Prospektif Pemikiran Descartes
Ternyata pemikiran Descartes memiliki pengaruh yang besar terhadap filsuf pasca Descartes. Misalnya pengaruh terhadap filsafat Baruch Spinoza. Spinoza adalah salah satu filsuf yang bergabung dalam lingkaran rasionalisme. Ia mengagumi sebagian dari filsafat Descartes, tidak sepunuhnya. Namun, corak berpikir filsafatnya cukup mendalam dan lebih konsekuen dibandingkan dengan rasionalisme Descartes.
Ada beberapa konsep berpikir Descartes yang dikritik oleh Spinoza. misalnya, soal substansi. Menurut Descartes substansi adalah apa yang telah ada sedemikian, sehingga sesuatu tersebut tidak dapat lagi memerlukan atau bergantung dengan hal lain. Substansi yang paling dasar adalah Tuhan, yang tidak memerlukan hal lain untuk berada.

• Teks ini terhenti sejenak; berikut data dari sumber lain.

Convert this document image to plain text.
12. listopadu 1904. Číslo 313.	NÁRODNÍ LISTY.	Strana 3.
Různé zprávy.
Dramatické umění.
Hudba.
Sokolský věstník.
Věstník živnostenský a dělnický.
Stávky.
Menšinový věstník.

Karena itu, Descartes mengelompokkan substansi yang ada di dalam dunia menjadi tiga yakni Tuhan, Jiwa dan materi. Konsep ini mendapat tanggapan dari Spinoza dengan berargumen bahwa Tuhan adalah suatu kesatuan umum, yang mengungkapkan diri di dalam dunia. Segala yang ada adalah Tuhan, tidak ada sesuatu pun yang tidak tercakup di dalam Tuhan dan tidak ada sesuatu pun dapat berada tanpa Tuhan.

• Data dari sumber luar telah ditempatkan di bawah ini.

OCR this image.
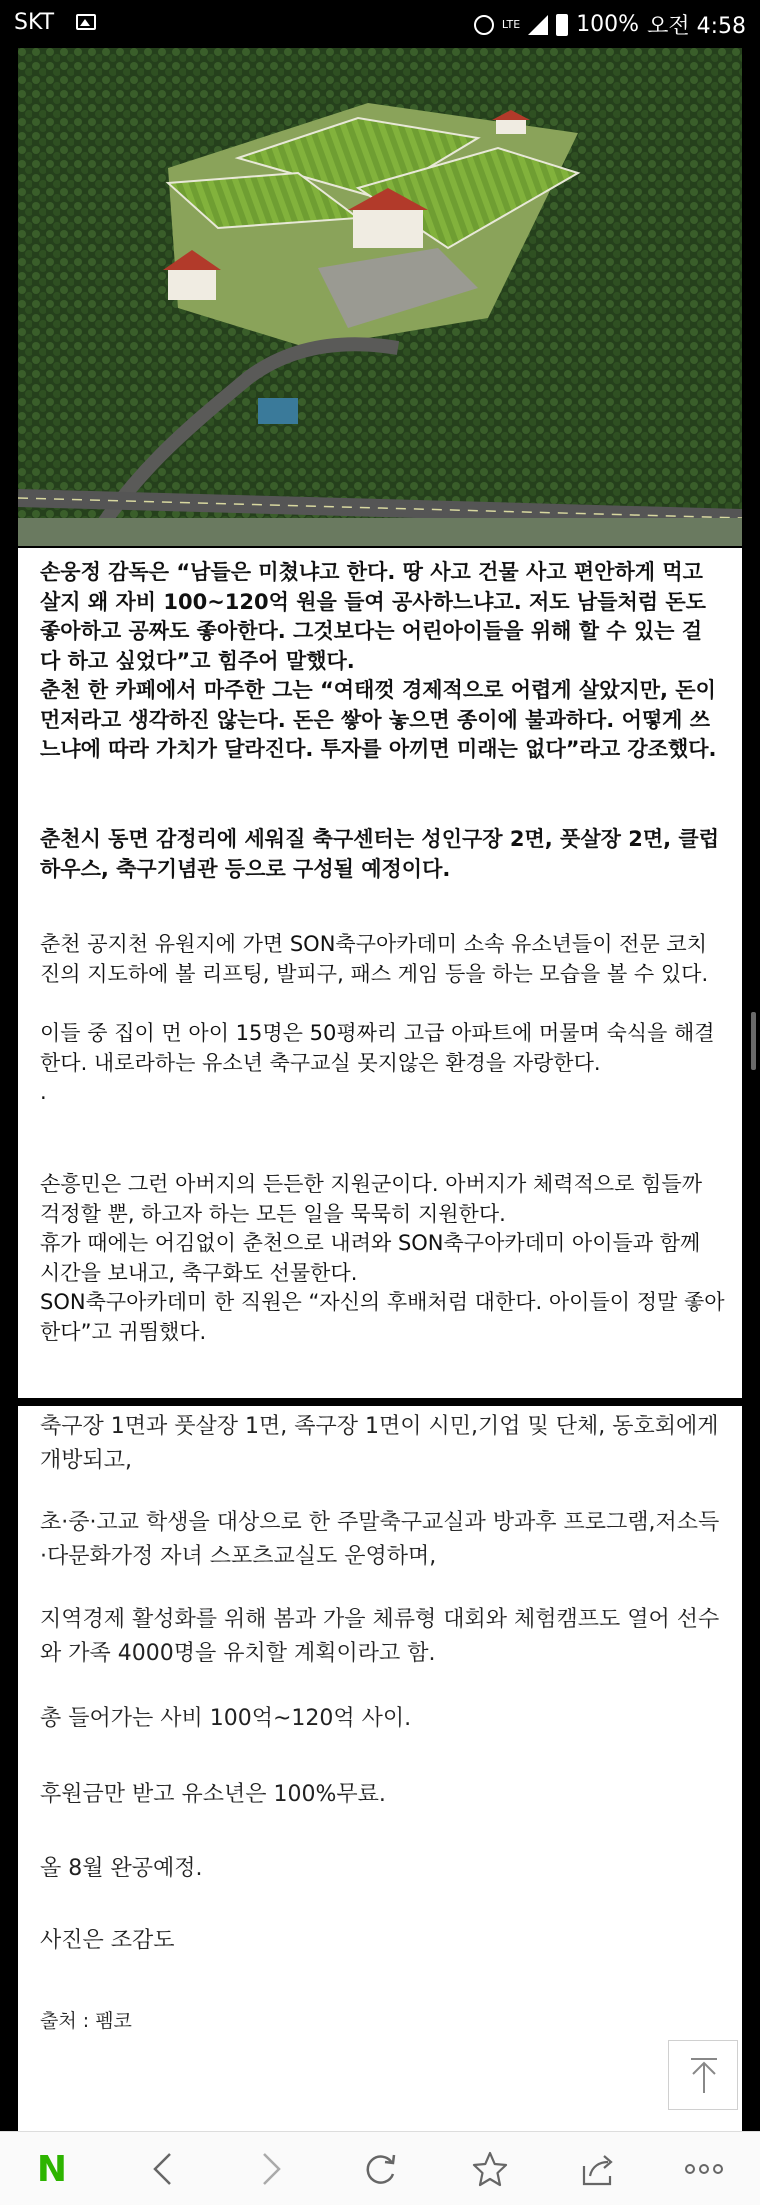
SKT	LTE	100% 오전 4:58

손웅정 감독은 “남들은 미쳤냐고 한다. 땅 사고 건물 사고 편안하게 먹고 살지 왜 자비 100~120억 원을 들여 공사하느냐고. 저도 남들처럼 돈도 좋아하고 공짜도 좋아한다. 그것보다는 어린아이들을 위해 할 수 있는 걸 다 하고 싶었다”고 힘주어 말했다.

춘천 한 카페에서 마주한 그는 “여태껏 경제적으로 어렵게 살았지만, 돈이 먼저라고 생각하진 않는다. 돈은 쌓아 놓으면 종이에 불과하다. 어떻게 쓰느냐에 따라 가치가 달라진다. 투자를 아끼면 미래는 없다”라고 강조했다.

춘천시 동면 감정리에 세워질 축구센터는 성인구장 2면, 풋살장 2면, 클럽하우스, 축구기념관 등으로 구성될 예정이다.

춘천 공지천 유원지에 가면 SON축구아카데미 소속 유소년들이 전문 코치진의 지도하에 볼 리프팅, 발피구, 패스 게임 등을 하는 모습을 볼 수 있다.

이들 중 집이 먼 아이 15명은 50평짜리 고급 아파트에 머물며 숙식을 해결한다. 내로라하는 유소년 축구교실 못지않은 환경을 자랑한다.

.

손흥민은 그런 아버지의 든든한 지원군이다. 아버지가 체력적으로 힘들까 걱정할 뿐, 하고자 하는 모든 일을 묵묵히 지원한다.

휴가 때에는 어김없이 춘천으로 내려와 SON축구아카데미 아이들과 함께 시간을 보내고, 축구화도 선물한다.

SON축구아카데미 한 직원은 “자신의 후배처럼 대한다. 아이들이 정말 좋아한다”고 귀띔했다.

축구장 1면과 풋살장 1면, 족구장 1면이 시민,기업 및 단체, 동호회에게 개방되고,

초·중·고교 학생을 대상으로 한 주말축구교실과 방과후 프로그램,저소득·다문화가정 자녀 스포츠교실도 운영하며,

지역경제 활성화를 위해 봄과 가을 체류형 대회와 체험캠프도 열어 선수와 가족 4000명을 유치할 계획이라고 함.

총 들어가는 사비 100억~120억 사이.

후원금만 받고 유소년은 100%무료.

올 8월 완공예정.

사진은 조감도

출처 : 펨코

N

Tidak berhenti pada Spinoza, filsafat kritis Emmanuel Kant juga turut mengambil bagian dalam membaca pemikiran Descartes dan kaum rasionalisme lainnya. Menurut Kant, rasionalisme yang diagungkan oleh Descartes sampai Spinoza hanya mempersoalkan masalah pengenalan atau proses untuk mengetahui pada sisi objek yang ingin diketahui saja, tidak mempersoalkan subjek rasio. Karena itu, menurut Kant, filsafat Descartes dan golongan rasionalisme lainnya adalah filsafat dogmatis.
Oleh karena itu dapat disimpulkan bahwa corak filsfat Descartes memiliki pengaruh yang besar dalam perkembangan filsafat selanjutnya. Dialektika yang dibangun membentuk tembok peradaban filsafat semakin kokoh. Konstruksi dialektika ini akan terus berlanjut dan ini sebenarnya suatu metode pencarian akan suatu kebenaran yang pasti.
Catatan kaki:
Cahaya Khaeroni, “Epistemologi Rasionalisme Rene Descartes Dan Relevansinya Terhadap Pendidikan Islam” dalam Didaktika Religia, Volume 2, No. 2 Tahun 2014, hlm. 187.
Aquido Adri dan Syaiful Hadi, Descartes, Spinoza dan Berkeley (Yogyakarta: Penerbit Sociality, 2017), hlm. 81.